Esaurita la panoramica statistica, il Rapporto Eurispes prende in considerazione alcune proposte per migliorare la situazione della professione infermieristica e, cominciando da un dato del Regno Unito, passa in rassegna le esperienze di diversi Paesi, focalizzandosi su un dato di notevole interesse: “L’introduzione di percorsi di carriera clinica avanzata aumenta il tasso di permanenza nella professione del 15% rispetto ai modelli a carriera piatta”.
È in questo solco che si inserisce il concetto di task shifting. Guardando all’Europa, il dossier mostra come questa pratica sia già una realtà consolidata e di successo: nel Regno Unito, circa 26.800 infermieri con ruoli di Advanced Practice o Nurse Practitioner gestiscono in autonomia tra il 60% e l’80% dei casi minori nei servizi di See and Treat, e il 65% degli studi di medicina generale impiega almeno un infermiere avanzato per la gestione delle acuzie minori e della cronicità.
Modelli virtuosi si registrano anche nei Paesi nordici – come in Norvegia, dove gli infermieri specialisti di comunità gestiscono il follow-up post-dimissione tramite piattaforme digitali condivise – e in Germania, con il progetto AGnES a supporto dei medici nelle aree rurali. Una riorganizzazione che, secondo i dati Ocse, genera anche un importante ritorno economico: ogni euro investito nell’infermieristica di comunità avanzata produce un risparmio stimato di 2,4 euro in minori accessi al pronto soccorso e degenze evitate.
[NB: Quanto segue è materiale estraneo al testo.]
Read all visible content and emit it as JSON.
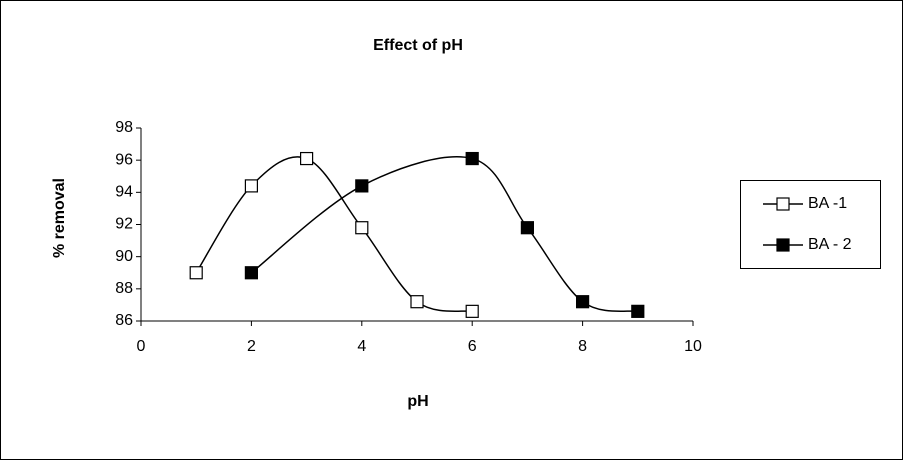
{
  "chart_data": {
    "type": "line",
    "title": "Effect of pH",
    "x_label": "pH",
    "y_label": "% removal",
    "series": [
      {
        "name": "BA -1",
        "color": "#ffffff",
        "x": [
          1,
          2,
          3,
          4,
          5,
          6
        ],
        "values": [
          89,
          94.4,
          96.1,
          91.8,
          87.2,
          86.6
        ]
      },
      {
        "name": "BA - 2",
        "color": "#000000",
        "x": [
          2,
          4,
          6,
          7,
          8,
          9
        ],
        "values": [
          89,
          94.4,
          96.1,
          91.8,
          87.2,
          86.6
        ]
      }
    ],
    "xlim": [
      0,
      10
    ],
    "xticks": [
      0,
      2,
      4,
      6,
      8,
      10
    ],
    "ylim": [
      86,
      98
    ],
    "yticks": [
      86,
      88,
      90,
      92,
      94,
      96,
      98
    ],
    "smooth": true,
    "legend": "right"
  }
}
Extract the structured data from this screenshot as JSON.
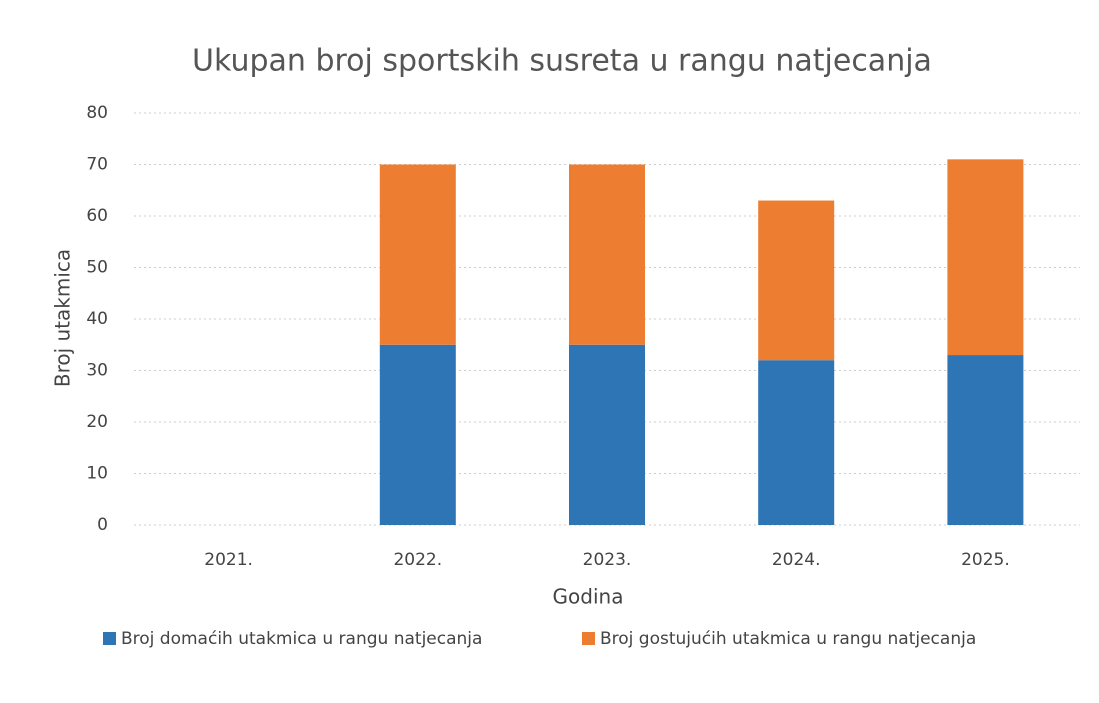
{
  "chart_data": {
    "type": "stacked_bar",
    "title": "Ukupan broj sportskih susreta u rangu natjecanja",
    "x_label": "Godina",
    "y_label": "Broj utakmica",
    "categories": [
      "2021.",
      "2022.",
      "2023.",
      "2024.",
      "2025."
    ],
    "series": [
      {
        "name": "Broj domaćih utakmica u rangu natjecanja",
        "color": "#2e75b6",
        "values": [
          0,
          35,
          35,
          32,
          33
        ]
      },
      {
        "name": "Broj gostujućih utakmica u rangu natjecanja",
        "color": "#ed7d31",
        "values": [
          0,
          35,
          35,
          31,
          38
        ]
      }
    ],
    "ylim": [
      0,
      80
    ],
    "yticks": [
      0,
      10,
      20,
      30,
      40,
      50,
      60,
      70,
      80
    ],
    "grid": true,
    "legend": "bottom"
  }
}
Nel contesto italiano, continua EURISPES, la declinazione operativa più rilevante di questa strategia è rappresentata dall’infermiere di famiglia. Introdotta dal Decreto-legge 34/2020 e ridisegnata dal Dm 77/2022, questa figura prevede uno standard di un IFeC ogni 3mila abitanti, articolandosi sui tre livelli assistenziali di ambulatorio, domicilio e comunità, differenziandosi dai modelli anglosassoni per una spiccata propensione al coordinamento territoriale, piuttosto che all’autonomia diagnostica individuale.
Tuttavia l’attuazione pratica viaggia in forte ritardo rispetto alle necessità: gli IFeC effettivamente operativi sono stimati in circa 3mila, ossia appena il 15% del fabbisogno reale (pari a circa 20mila professionisti). Il rischio concreto, scrive Eurispes, è quello di inaugurare “scatole vuote”: su 1.723 case della comunità programmate con circa 2 miliardi di euro di risorse Pnrr in scadenza al 31 dicembre 2026, solo 46 risultano oggi pienamente operative con medici e infermieri.
Un segnale di forte innovazione è però arrivato dai cosiddetti decreti “12 maggio”, che accanto alle specialistiche in cure neonatali e pediatriche e cure intensive e nell’emergenza, hanno introdotto la laurea magistrale in Infermieristica nelle cure primarie e di famiglia e comunità, riconoscendo per la prima volta a livello universitario una competenza prescrittiva. Una svolta cruciale, per la quale rimangono tuttavia ancora in corso di definizione i necessari riconoscimenti contrattuali e i protocolli nazionali sui confini di autonomia.
La professione infermieristica, dunque, come pilastro fondamentale nell’immaginare il futuro della salute e della sanità italiana. Perché, come scrive nelle sue considerazioni Gian Maria Fara, presidente Eurispes: “Una popolazione meno sana è una popolazione meno produttiva, più impaurita e più vulnerabile. La privatizzazione totale o il mantenimento dello status quo non possono essere le vie d’uscita. L’attesa è quella di una riforma coraggiosa che rimetta al centro il cittadino, che investa sul personale sanitario, che ridisegni la medicina di territorio, che utilizzi la tecnologia per abbattere le diseguaglianze di accesso”.